Student Blogs & Vlogs | College Study Abroad Programs, IFSA-Butler

The past month-ish in summary

Every time I come on the internet, I think, “Hm, I should update my blog!” And then I never do. And so much has happened since my last post!

Sukkot break was generally pretty relaxing. Right after Ulpan, friends and took a bus out to Tel Aviv and stayed in a relatively decent hostel that was very close the beach (then again, no matter where you are in Tel Aviv, you’re never far from the coastline). We mostly spent our time on the beach (I got a pretty bad sunburn on my back, but it was worth it to swim in the Mediterranean again), but we also had time to see a little bit of Jaffa and we visited the Tel Aviv Museum of Art, which was incredible because I’ve never been to a proper art museum, and to see Degas and Van Gogh and Seurat (my favorite artist of that time period) and Monet in the same room was indescribable. They also had a portrait by Gustav Klimt, who is another one of my favorites—generally, my entire experience at that museum was amazing and I’m definitely going to go back the first time I can! In Tel Aviv I also got to try my first Israeli McDonald’s out of pure American curiosity, and was a little relieved to discover that it’s much different (the meat is dryer and they only put ketchup and the suggestion of onions on their regular hamburgers) than American McDonald’s, so I won’t have to worry about having that particular craving again!

The rest of the vacation was spent figuring my way around the Old City. I visited the Kotel and Church of the Holy Sepulcher  again, as well as walked a chunk of the Rampart’s Walk. Just outside the Old City, I visited Dormition Abbey, the Chamber of the Holocaust (which was the first museum erected in Israel for the victims of the Shoah), and finally found Oskar Schindler’s grave on Mt. Zion! I was also able to make a short visit to the Israel Museum, which was rather overwhelming. There is so much to see there, and the rooms do not follow a strict chronological order, so in fifteen minutes one can go rather seamlessly from 200 year old menorahs to Impressionist art to Dadaism to a replica of an 18th c French salon to a Botticelli to modern Israeli art. It was really cool.

I rather crashed and burned at the end of Ulpan, which was my own fault—I didn’t keep up with the lessons, so for the rest of the fall semester I’ll be in an intermediate level, which will be more suited to my learning pace, I hope.

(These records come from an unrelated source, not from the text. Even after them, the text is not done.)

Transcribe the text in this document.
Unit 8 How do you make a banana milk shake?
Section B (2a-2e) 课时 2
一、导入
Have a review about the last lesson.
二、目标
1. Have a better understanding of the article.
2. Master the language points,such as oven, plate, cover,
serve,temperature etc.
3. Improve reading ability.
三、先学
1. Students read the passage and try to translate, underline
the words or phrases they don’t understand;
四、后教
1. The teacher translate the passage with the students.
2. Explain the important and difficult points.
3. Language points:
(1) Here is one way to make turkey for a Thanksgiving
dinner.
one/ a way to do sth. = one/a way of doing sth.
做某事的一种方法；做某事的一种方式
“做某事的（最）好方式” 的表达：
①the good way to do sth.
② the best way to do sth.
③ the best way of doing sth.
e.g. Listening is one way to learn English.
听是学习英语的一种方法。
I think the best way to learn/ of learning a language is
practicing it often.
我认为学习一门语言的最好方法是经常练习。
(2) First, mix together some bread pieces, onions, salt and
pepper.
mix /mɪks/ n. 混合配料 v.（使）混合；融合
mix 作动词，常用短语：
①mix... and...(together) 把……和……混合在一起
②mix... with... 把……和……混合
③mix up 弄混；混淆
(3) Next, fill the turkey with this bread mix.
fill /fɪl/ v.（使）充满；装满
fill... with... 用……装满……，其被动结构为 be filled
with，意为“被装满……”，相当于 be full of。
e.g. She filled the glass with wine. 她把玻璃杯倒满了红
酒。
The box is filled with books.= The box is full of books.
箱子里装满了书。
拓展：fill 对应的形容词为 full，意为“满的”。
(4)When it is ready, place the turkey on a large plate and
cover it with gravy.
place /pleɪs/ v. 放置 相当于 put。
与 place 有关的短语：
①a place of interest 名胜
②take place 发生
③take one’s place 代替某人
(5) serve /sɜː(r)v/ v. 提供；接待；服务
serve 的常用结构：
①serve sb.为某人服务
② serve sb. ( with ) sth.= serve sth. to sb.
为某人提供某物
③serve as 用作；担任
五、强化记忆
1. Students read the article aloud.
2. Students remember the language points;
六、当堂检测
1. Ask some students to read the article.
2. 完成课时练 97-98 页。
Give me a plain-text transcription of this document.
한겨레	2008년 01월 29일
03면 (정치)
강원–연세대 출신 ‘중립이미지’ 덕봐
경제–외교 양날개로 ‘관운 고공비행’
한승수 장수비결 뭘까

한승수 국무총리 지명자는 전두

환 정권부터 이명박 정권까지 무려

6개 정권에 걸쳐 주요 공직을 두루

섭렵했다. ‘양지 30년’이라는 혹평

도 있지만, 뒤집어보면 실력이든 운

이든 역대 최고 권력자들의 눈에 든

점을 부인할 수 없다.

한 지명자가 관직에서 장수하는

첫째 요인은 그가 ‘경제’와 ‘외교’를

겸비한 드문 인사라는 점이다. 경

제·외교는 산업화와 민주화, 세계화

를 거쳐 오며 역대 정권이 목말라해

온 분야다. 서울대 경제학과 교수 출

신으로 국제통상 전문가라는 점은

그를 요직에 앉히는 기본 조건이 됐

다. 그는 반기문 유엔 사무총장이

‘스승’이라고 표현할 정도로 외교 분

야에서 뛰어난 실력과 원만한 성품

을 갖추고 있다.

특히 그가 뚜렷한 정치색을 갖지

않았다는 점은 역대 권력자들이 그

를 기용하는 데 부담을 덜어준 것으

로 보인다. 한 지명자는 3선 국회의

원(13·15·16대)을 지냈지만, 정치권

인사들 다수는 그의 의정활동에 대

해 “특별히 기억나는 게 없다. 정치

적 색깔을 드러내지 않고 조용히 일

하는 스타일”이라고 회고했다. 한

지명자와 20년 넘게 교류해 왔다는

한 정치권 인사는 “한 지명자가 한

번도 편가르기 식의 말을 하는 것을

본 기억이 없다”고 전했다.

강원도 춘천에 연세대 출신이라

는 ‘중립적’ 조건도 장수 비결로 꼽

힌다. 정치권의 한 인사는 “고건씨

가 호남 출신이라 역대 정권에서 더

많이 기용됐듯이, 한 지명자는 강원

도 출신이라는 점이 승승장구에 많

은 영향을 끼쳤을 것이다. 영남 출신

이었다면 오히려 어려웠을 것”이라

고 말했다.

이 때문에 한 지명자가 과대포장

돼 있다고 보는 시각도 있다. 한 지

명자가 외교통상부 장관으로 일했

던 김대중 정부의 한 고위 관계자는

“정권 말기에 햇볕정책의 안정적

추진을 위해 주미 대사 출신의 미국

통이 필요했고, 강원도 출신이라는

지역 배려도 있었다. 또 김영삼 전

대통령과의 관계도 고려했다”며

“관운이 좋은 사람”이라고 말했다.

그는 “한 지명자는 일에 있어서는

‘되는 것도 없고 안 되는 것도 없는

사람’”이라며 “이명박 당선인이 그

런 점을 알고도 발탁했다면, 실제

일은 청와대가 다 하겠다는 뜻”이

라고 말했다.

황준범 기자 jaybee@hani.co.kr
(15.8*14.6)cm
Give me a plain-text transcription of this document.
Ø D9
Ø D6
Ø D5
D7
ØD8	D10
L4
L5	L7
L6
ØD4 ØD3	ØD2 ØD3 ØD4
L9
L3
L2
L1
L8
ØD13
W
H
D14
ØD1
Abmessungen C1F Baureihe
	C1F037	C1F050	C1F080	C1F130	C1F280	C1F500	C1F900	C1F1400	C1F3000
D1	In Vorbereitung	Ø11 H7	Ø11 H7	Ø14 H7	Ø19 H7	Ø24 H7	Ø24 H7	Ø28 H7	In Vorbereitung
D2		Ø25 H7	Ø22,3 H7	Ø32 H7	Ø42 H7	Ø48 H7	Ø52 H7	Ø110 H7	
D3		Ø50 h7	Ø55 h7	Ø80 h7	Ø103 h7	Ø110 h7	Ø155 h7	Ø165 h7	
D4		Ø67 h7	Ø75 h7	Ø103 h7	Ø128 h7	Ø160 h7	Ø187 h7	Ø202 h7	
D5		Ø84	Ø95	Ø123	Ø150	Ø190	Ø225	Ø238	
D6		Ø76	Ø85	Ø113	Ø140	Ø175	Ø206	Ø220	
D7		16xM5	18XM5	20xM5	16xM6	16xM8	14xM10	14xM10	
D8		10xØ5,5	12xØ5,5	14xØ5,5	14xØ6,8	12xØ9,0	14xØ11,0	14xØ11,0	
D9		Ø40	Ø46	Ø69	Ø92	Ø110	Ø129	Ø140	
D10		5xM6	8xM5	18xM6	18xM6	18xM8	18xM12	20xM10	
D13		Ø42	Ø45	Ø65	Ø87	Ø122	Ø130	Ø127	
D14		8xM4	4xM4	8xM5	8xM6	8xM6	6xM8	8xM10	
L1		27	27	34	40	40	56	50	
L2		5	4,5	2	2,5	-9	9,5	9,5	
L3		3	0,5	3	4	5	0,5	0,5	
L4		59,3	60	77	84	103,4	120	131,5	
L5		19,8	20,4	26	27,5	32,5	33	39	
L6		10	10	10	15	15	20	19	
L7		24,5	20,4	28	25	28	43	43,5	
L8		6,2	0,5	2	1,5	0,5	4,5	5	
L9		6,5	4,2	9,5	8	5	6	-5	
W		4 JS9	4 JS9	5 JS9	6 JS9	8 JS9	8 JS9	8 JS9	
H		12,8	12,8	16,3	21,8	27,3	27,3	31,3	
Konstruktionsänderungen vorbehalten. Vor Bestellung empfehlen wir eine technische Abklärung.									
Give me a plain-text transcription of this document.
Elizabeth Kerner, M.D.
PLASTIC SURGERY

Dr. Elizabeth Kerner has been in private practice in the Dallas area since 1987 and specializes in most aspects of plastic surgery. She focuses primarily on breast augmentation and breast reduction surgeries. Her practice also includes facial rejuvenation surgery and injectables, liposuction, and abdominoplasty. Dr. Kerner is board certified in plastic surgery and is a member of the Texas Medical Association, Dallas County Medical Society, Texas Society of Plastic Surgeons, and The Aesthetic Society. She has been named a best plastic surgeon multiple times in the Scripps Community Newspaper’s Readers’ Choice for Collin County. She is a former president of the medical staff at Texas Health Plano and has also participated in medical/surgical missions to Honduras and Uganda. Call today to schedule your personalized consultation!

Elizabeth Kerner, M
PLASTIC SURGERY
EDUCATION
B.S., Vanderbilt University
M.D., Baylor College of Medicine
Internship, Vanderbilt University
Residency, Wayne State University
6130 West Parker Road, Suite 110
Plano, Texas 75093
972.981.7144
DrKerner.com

This past break has been spent with Chris Harrison and Monica Wasserbach from the IFSA-Butler staff! At first it was a little boring, because the first two days were spent going over orientation information that had already been told to us through Rothberg, but after that, the pace picked up, and I’ve really had a blast the past few days. We went on a great guided tour of the Old City, which was fantastic because now I really know what I’m looking at when I’m there! On Wednesday we toured the City of David, which is an archaeological site of an ancient city that used to be in the valley at the base of Mt. Zion. On the tour, we went through an extremely narrow cave-like path that was beneath where the city walls had been—it was easily the most Indiana Jones thing I’ve ever done, all I needed was a torch! There was a second path available, one that was in complete darkness with water up to your knees, and I know I have to take some friends back there and do that second path, because it sounded incredible! On Thursday we visited the town of Ein Karem and toured the alleged sites where Mary visited Elizabeth and where John the Baptist was born. It was a gorgeous town that really looked and felt like the Mediterranean. From there we took a guided tour of Yad Vashem, and while that was the 5th time I’ve visited the museum since I’ve been in Israel, I still learned a lot from it, and enjoyed the tour very much. At the end, the tour guide had noticed/had been told that I knew a lot about the subject, and after I confirmed that I studied the Holocaust, he gave me his email in case I had any questions! That was really wild, and I’ve already emailed him about suggestions for books.

Yesterday a friend and I made a really poor Israeli brand of mac and cheese for Shabbat; today I’ve been reading and relaxing, and getting ready for classes to start next week! I have a meeting about my Hebrew class and about potential internships tomorrow, and then Monday I will have Issues in the Study of the Holocaust and Issues in Israeli Society! I’m so excited, I can’t wait for school to finally start!